Este momento de nuestra historia, que llegó a hacerse célebre por lo mucho que incomodó a los realistas y por los grandes latrocinios que cometió.  Neira había sido en su juventud ovejero, de guardar rebaño había pasado a saltear hombres en los caminos. Andando el tiempo se había creado una gran reputación en su oficio. Otros parecidos a él se le habían agregado y había pasado a ser capitán de bandoleros. Era un facineroso que tenía por máxima matar siempre al enemigo, para ponerlo en la impotencia de vengarse. No obstante, como todos los bandidos dejaba vislumbrar de cuando en cuando un destello de generosidad.

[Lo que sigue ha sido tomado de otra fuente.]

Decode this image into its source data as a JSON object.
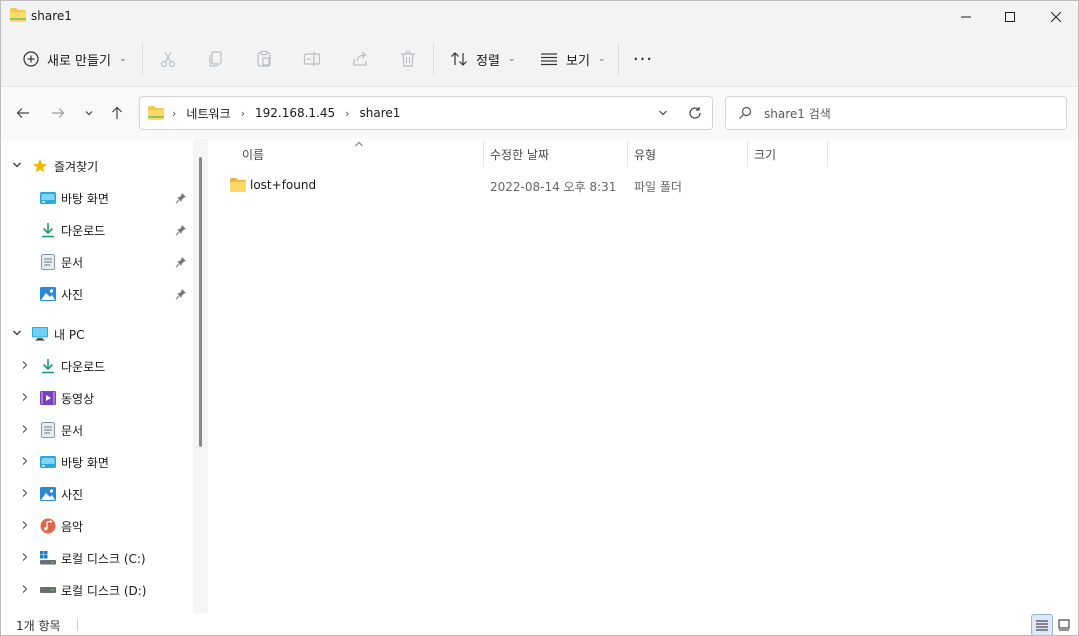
{
  "window": {
    "title": "share1",
    "icons": {
      "folder": "folder-icon",
      "minimize": "minimize-icon",
      "maximize": "maximize-icon",
      "close": "close-icon"
    }
  },
  "toolbar": {
    "new_label": "새로 만들기",
    "sort_label": "정렬",
    "view_label": "보기",
    "more_label": "···",
    "icons": [
      "cut-icon",
      "copy-icon",
      "paste-icon",
      "rename-icon",
      "share-icon",
      "delete-icon"
    ]
  },
  "navigation": {
    "breadcrumb": [
      "네트워크",
      "192.168.1.45",
      "share1"
    ],
    "search_placeholder": "share1 검색"
  },
  "sidebar": {
    "quick_access": {
      "label": "즐겨찾기",
      "items": [
        {
          "label": "바탕 화면",
          "icon": "desktop-icon",
          "pinned": true
        },
        {
          "label": "다운로드",
          "icon": "download-icon",
          "pinned": true
        },
        {
          "label": "문서",
          "icon": "document-icon",
          "pinned": true
        },
        {
          "label": "사진",
          "icon": "pictures-icon",
          "pinned": true
        }
      ]
    },
    "this_pc": {
      "label": "내 PC",
      "items": [
        {
          "label": "다운로드",
          "icon": "download-icon"
        },
        {
          "label": "동영상",
          "icon": "video-icon"
        },
        {
          "label": "문서",
          "icon": "document-icon"
        },
        {
          "label": "바탕 화면",
          "icon": "desktop-icon"
        },
        {
          "label": "사진",
          "icon": "pictures-icon"
        },
        {
          "label": "음악",
          "icon": "music-icon"
        },
        {
          "label": "로컬 디스크 (C:)",
          "icon": "windows-drive-icon"
        },
        {
          "label": "로컬 디스크 (D:)",
          "icon": "drive-icon"
        }
      ]
    }
  },
  "file_list": {
    "columns": [
      "이름",
      "수정한 날짜",
      "유형",
      "크기"
    ],
    "rows": [
      {
        "name": "lost+found",
        "modified": "2022-08-14 오후 8:31",
        "type": "파일 폴더",
        "size": ""
      }
    ]
  },
  "status": {
    "item_count": "1개 항목"
  },
  "colors": {
    "folder_yellow": "#f2c94c",
    "accent_blue": "#0067c0",
    "star_gold": "#f5b800",
    "download_green": "#1a9f6d"
  }
}
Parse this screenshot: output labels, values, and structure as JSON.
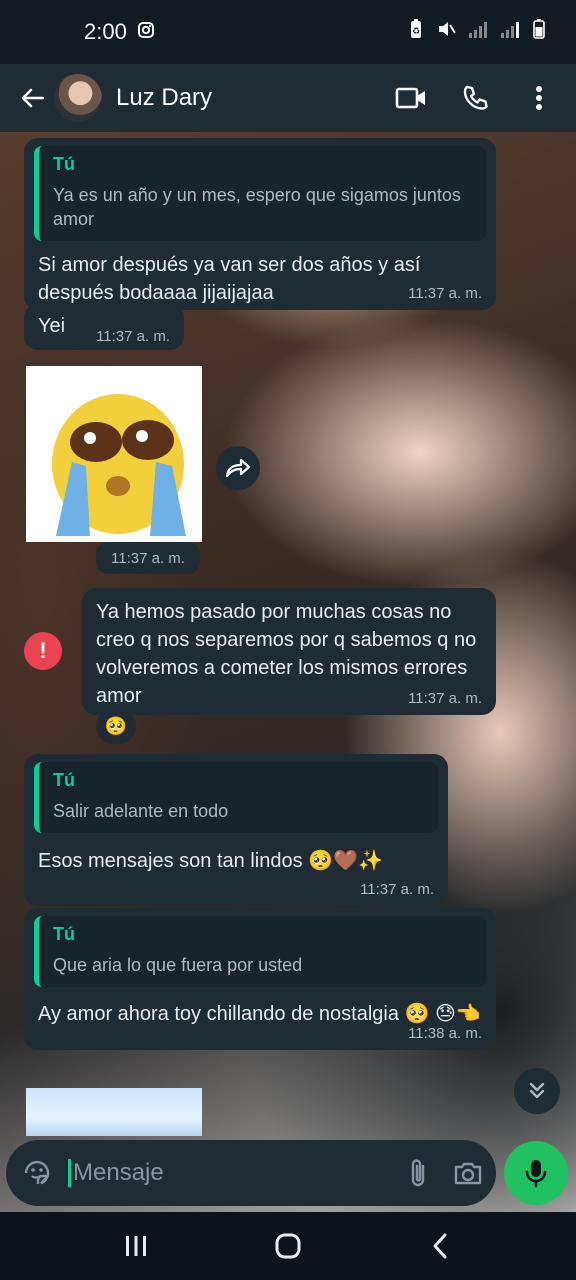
{
  "status_bar": {
    "time": "2:00",
    "icons": [
      "instagram-icon",
      "battery-saver-icon",
      "mute-icon",
      "signal-icon",
      "signal-icon",
      "battery-icon"
    ]
  },
  "header": {
    "contact_name": "Luz Dary",
    "actions": [
      "video-call-icon",
      "phone-icon",
      "more-vert-icon"
    ]
  },
  "messages": [
    {
      "type": "received",
      "quote": {
        "author": "Tú",
        "text": "Ya es un año y un mes, espero que sigamos juntos amor"
      },
      "text": "Si amor después ya van ser dos años y así después bodaaaa jijaijajaa",
      "time": "11:37 a. m."
    },
    {
      "type": "received",
      "text": "Yei",
      "time": "11:37 a. m."
    },
    {
      "type": "sticker",
      "description_icon": "crying-face-sticker",
      "time": "11:37 a. m."
    },
    {
      "type": "sent",
      "status": "failed",
      "text": "Ya hemos pasado por muchas cosas no creo q nos separemos por q sabemos q no volveremos a cometer los mismos errores amor",
      "time": "11:37 a. m.",
      "reaction": "🥺"
    },
    {
      "type": "received",
      "quote": {
        "author": "Tú",
        "text": "Salir adelante en todo"
      },
      "text": "Esos mensajes son tan lindos 🥺🤎✨",
      "time": "11:37 a. m."
    },
    {
      "type": "received",
      "quote": {
        "author": "Tú",
        "text": "Que aria lo que fuera por usted"
      },
      "text": "Ay amor ahora toy chillando de nostalgia 🥺 😓👈",
      "time": "11:38 a. m."
    }
  ],
  "composer": {
    "placeholder": "Mensaje"
  },
  "colors": {
    "accent": "#06cf9c",
    "bubble": "#1f2c34",
    "mic": "#21c063",
    "error": "#ea4354"
  }
}
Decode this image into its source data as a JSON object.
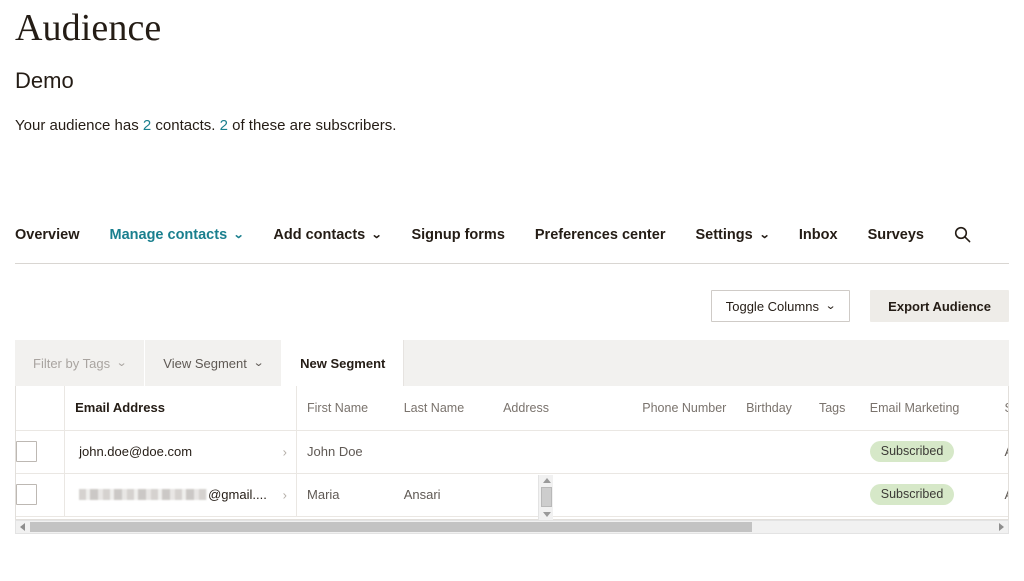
{
  "header": {
    "page_title": "Audience",
    "audience_name": "Demo",
    "summary_prefix": "Your audience has ",
    "contacts_count": "2",
    "summary_middle": " contacts. ",
    "subscribers_count": "2",
    "summary_suffix": " of these are subscribers.",
    "accent_color": "#1a7f8e"
  },
  "nav": {
    "items": [
      {
        "label": "Overview",
        "has_caret": false,
        "active": false
      },
      {
        "label": "Manage contacts",
        "has_caret": true,
        "active": true
      },
      {
        "label": "Add contacts",
        "has_caret": true,
        "active": false
      },
      {
        "label": "Signup forms",
        "has_caret": false,
        "active": false
      },
      {
        "label": "Preferences center",
        "has_caret": false,
        "active": false
      },
      {
        "label": "Settings",
        "has_caret": true,
        "active": false
      },
      {
        "label": "Inbox",
        "has_caret": false,
        "active": false
      },
      {
        "label": "Surveys",
        "has_caret": false,
        "active": false
      }
    ],
    "search_icon": "search-icon",
    "caret_glyph": "⌄"
  },
  "toolbar": {
    "toggle_columns_label": "Toggle Columns",
    "toggle_columns_caret": "⌄",
    "export_audience_label": "Export Audience"
  },
  "segment_bar": {
    "tabs": [
      {
        "label": "Filter by Tags",
        "has_caret": true,
        "state": "disabled"
      },
      {
        "label": "View Segment",
        "has_caret": true,
        "state": "normal"
      },
      {
        "label": "New Segment",
        "has_caret": false,
        "state": "active"
      }
    ],
    "caret_glyph": "⌄"
  },
  "table": {
    "columns": [
      "Email Address",
      "First Name",
      "Last Name",
      "Address",
      "Phone Number",
      "Birthday",
      "Tags",
      "Email Marketing",
      "Source"
    ],
    "chevron_glyph": "›",
    "rows": [
      {
        "email": "john.doe@doe.com",
        "email_redacted": false,
        "first_name": "John Doe",
        "last_name": "",
        "address": "",
        "phone": "",
        "birthday": "",
        "tags": "",
        "email_marketing": "Subscribed",
        "source": "Admin Add"
      },
      {
        "email": "@gmail....",
        "email_redacted": true,
        "first_name": "Maria",
        "last_name": "Ansari",
        "address": "",
        "phone": "",
        "birthday": "",
        "tags": "",
        "email_marketing": "Subscribed",
        "source": "Admin Add"
      }
    ],
    "badge_color": "#d6e8c8"
  }
}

Una noche con otros cuatro había asaltado el rancho de un pobre huaso llamado Florentino Guajardo, que vivía solo en compañía de su mujer. Al sentir este la proximidad de los ladrones, se había armado de un chozo, apagado la vela y esperándolos a pie firme a la entrada de su cuarto. El primero que osó penetrar a tientas en la oscuridad, cayó por tierra dando grandes alaridos; Guajardo con su chuzo le había roto una pierna. Neira, mientras sus otros compañeros retiraban al herido, se precipitó adentro furioso con la resistencia Guajardo le recibió en la punta de su arma, y le abrió en la frente una ancha herida, cuya cicatriz siempre conservó. El Bandido perdió el sentido, y el dueño de la casa se aprovechó de aquel momento para escapar como pudo. Aunque Neira quedó postrado y permaneció durante mucho tiempo luchando con la muerte. Florencio no se atrevió a continuar viviendo en el país, porque era cosa sabida que aquel era terrible en sus venganzas. transcurrieron muchos meses; Neira era ya jefe de guerrillas, cuando un día que marchaba al frente de su tropa, se encontró con Guajardo. Le hizo rodear en el acto y le manifestó que iba a tomar represalias de la herida que tanto le había hecho sufrir. El Prisionero, sin desconcertarse le respondió que no sería grande hazaña que ayudado por tantos le oprimiera. El bandolero sintió el reproche, mandó darle un sable y que nadie se entrometiera en su querella, y enseguida entró en combate singular con su adversario. Guajardo Más diestro o más feliz le hirió todavía, y Neira le proclamó un valiente dejándole ir en libertad.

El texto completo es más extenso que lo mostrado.